Wednesday, April 17, 2013
For Immediate Release
Fire & Rescue

Contact: Tim Szymanski
Telephone: 303-2993


National Public Safety Telecommunications Week
April 14-20, 2013


This week is National Public Safety Telecommunications Week. It is designated as a time when citizens can thank public safety men and women who respond to emergency calls and dispatch emergency professionals and equipment during times of crisis. Americans can show gratitude to 9-1-1 calltakers, dispatchers, technicians that maintain radio and emergency phone systems, communications staff trainers, communications center personnel, and other public safety telecommunications staff across the country who work tirelessly, often behind the scenes, to help you during emergencies.

Located at Las Vegas Fire & Rescue headquarters is the Fire Alarm Office (FAO) which is a multi-jurisdictional fire and medical 9-1-1 communications center that serves Clark County, Las Vegas and North Las Vegas.  The center handles fire and medical emergency calls for nearly all of Southern Nevada, which covers nearly 8,000 square miles. On average the center handles approximately 750 calls a day.

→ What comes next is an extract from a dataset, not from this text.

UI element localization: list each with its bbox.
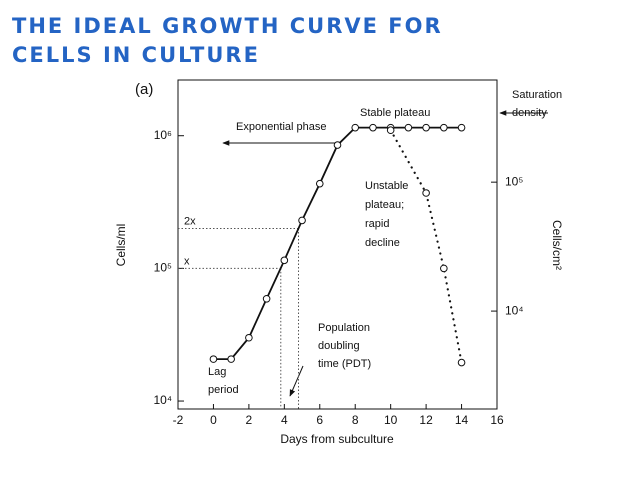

Last year in the Fire Alarm Office:

Number of 9-1-1 Calls Handled by FAO – 338,000
Number of Incident Dispatches – 253,734
Total number of Units Dispatched by FAO – 328,357

In addition to handling 9-1-1 calls for help, the center also handles communications for fire and emergency medical services, the maintenance of all communications equipment used by three fire departments, creating maps that are used by all public safety agencies in Southern Nevada and the approval of the naming of all streets in Southern Nevada. All personnel that work in the FAO are medically trained as Emergency Medical Dispatchers and deliver life-saving information over the phone as people call in medical emergencies. This has saved many lives in years past and continues on a daily basis.

Public Safety communications started in the early 1940s when the Las Vegas Police Department started using two-way radios for communications. In the mid-1940s police radios were added to fire equipment used by the Las Vegas Fire Department for communications.

As the Las Vegas Fire Department grew in the 1950s it started to handle its own fire communications needs. As the county grew Clark County and North Las Vegas became part of the Las Vegas Fire Department communications center which is now the Fire Alarm Office today. Today it is considered one of the finest fire alarm communications systems in the country and is visited by communications and fire officials from around the world frequently to see how it operates.